The time was 9 am, church was starting. I reached for my iPad, typed in the domain name and began my normal church service, just this time in bed. Worship ends with one of the pastors beginning the transition with a prayer to the remaining portion of the service. As I closed my eyes for the prayer, I could hear the nudge from the spirit saying “Are you going to honor me.” My immediate verbal response was “Yes”;however, in agony I lay.
I must be obedient. I NEED to be obedient.
With care and ease, I removed my blanket shelter and slowly rolled over onto my side, then out of bed. With one knee finally reaching the ground, I paused. Continuing to kneel, I bowed my head in reverence to God during prayer.
The prayer completed with an “Amen”, and the service continued.I slowly made my way back into bed where I stayed for the remainder of church.

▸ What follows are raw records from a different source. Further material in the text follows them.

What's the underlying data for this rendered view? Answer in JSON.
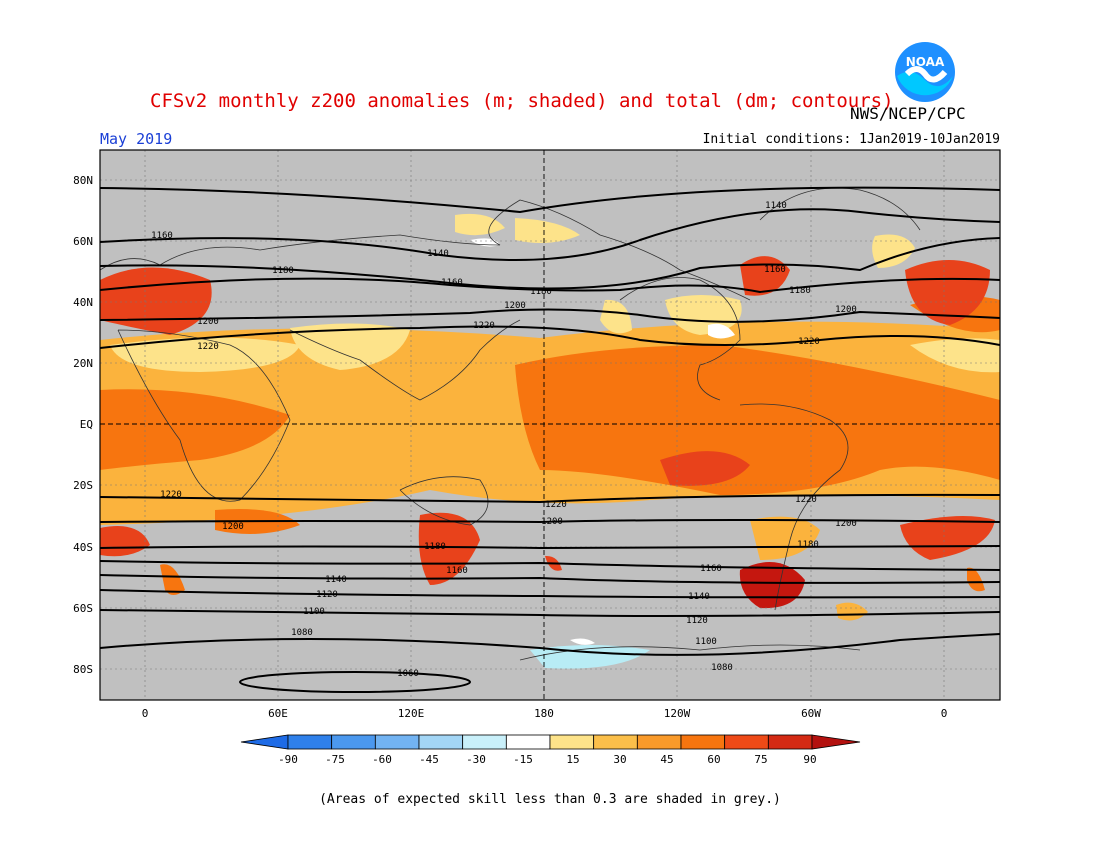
{
  "header": {
    "title": "CFSv2 monthly z200 anomalies (m; shaded) and total (dm; contours)",
    "agency": "NWS/NCEP/CPC",
    "valid_month": "May 2019",
    "initial_conditions": "Initial conditions: 1Jan2019-10Jan2019"
  },
  "logo": {
    "icon": "noaa-logo",
    "text": "NOAA"
  },
  "map": {
    "lat_labels": [
      "80N",
      "60N",
      "40N",
      "20N",
      "EQ",
      "20S",
      "40S",
      "60S",
      "80S"
    ],
    "lon_labels": [
      "0",
      "60E",
      "120E",
      "180",
      "120W",
      "60W",
      "0"
    ],
    "contour_labels": [
      {
        "v": "1160"
      },
      {
        "v": "1140"
      },
      {
        "v": "1180"
      },
      {
        "v": "1160"
      },
      {
        "v": "1180"
      },
      {
        "v": "1200"
      },
      {
        "v": "1200"
      },
      {
        "v": "1220"
      },
      {
        "v": "1220"
      },
      {
        "v": "1140"
      },
      {
        "v": "1160"
      },
      {
        "v": "1180"
      },
      {
        "v": "1200"
      },
      {
        "v": "1220"
      },
      {
        "v": "1220"
      },
      {
        "v": "1220"
      },
      {
        "v": "1220"
      },
      {
        "v": "1200"
      },
      {
        "v": "1200"
      },
      {
        "v": "1200"
      },
      {
        "v": "1180"
      },
      {
        "v": "1180"
      },
      {
        "v": "1160"
      },
      {
        "v": "1160"
      },
      {
        "v": "1140"
      },
      {
        "v": "1140"
      },
      {
        "v": "1120"
      },
      {
        "v": "1120"
      },
      {
        "v": "1100"
      },
      {
        "v": "1100"
      },
      {
        "v": "1080"
      },
      {
        "v": "1080"
      },
      {
        "v": "1060"
      }
    ],
    "colors": {
      "grey": "#c0c0c0",
      "c15_30": "#fde38a",
      "c30_45": "#fbb33d",
      "c45_60": "#f7750f",
      "c60_75": "#e8421b",
      "c75_90": "#c5170f",
      "neg15_30": "#b8ecf5"
    }
  },
  "colorbar": {
    "ticks": [
      "-90",
      "-75",
      "-60",
      "-45",
      "-30",
      "-15",
      "15",
      "30",
      "45",
      "60",
      "75",
      "90"
    ],
    "colors": [
      "#1e6be6",
      "#2f80ea",
      "#4b98ee",
      "#72b3f2",
      "#a3d6f6",
      "#c9f0fa",
      "#ffffff",
      "#fde38a",
      "#fbbf4a",
      "#f99a2a",
      "#f7750f",
      "#ee4a17",
      "#d42a14",
      "#b3110f"
    ]
  },
  "footnote": "(Areas of expected skill less than 0.3 are shaded in grey.)"
}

Why was it so important, in my extreme discomfort, to kneel on a wood floor?
See, this small act of kneeling was enough to spark the fumes of honor into a massive explosion. I could not remember the last time I kneeled before God. I know when I last prayed, worshiped, raised my hands, honored Him with my words, or even the last time I said good morning to God. But when was the last time I kneeled in reverence?
As a Pentecostal, I grew up in church camp meetings which would last for days, a few would even last for weeks. The time was filled with music, shouting, dancing, laying on of hands, preachers talking for what seemed like hours, no, for days! People would be sprawled out on the floor, hands would be raised, and voices would be in a tongue that required heaven to interpret.
But what about the reverence? I do not remember it. Yes, we would stand quietly waiting for the voice of God to speak to us, but that is not reverence. That’s waiting for Him to speak. But what about the physical act of reverence?
It is customary in some cultures when you come before the king to kneel on one or two knees as an act of reverence and/or submission. Some cultures bow their heads. Regardless of how they show reverence, reverence is due to the king. And I, for one, lost reverence with God.
In God’s grace, He nudged me, reminded me of who He is, regardless if healing ever came my way. He reminded me of my position in His kingdom, that I am not the master of my domain. He is in command, and my position should always begin in reverence.
So where does this leave me now, a week later?
I find myself, more often than not, kneeling before bed at night giving thanks, honor, and reverence to both the good and the hardships of the day given by God, and I seek His wisdom. On my lips I pray scripture, “Holy, Holy, Holy is the Lord God the Almighty, who was and who is and who is to come.”
And what if I forget to kneel because it is not habit yet? When it comes to remembrance, I take a moment, kneel right where I am and Honor the giver of my healing, which I will receive.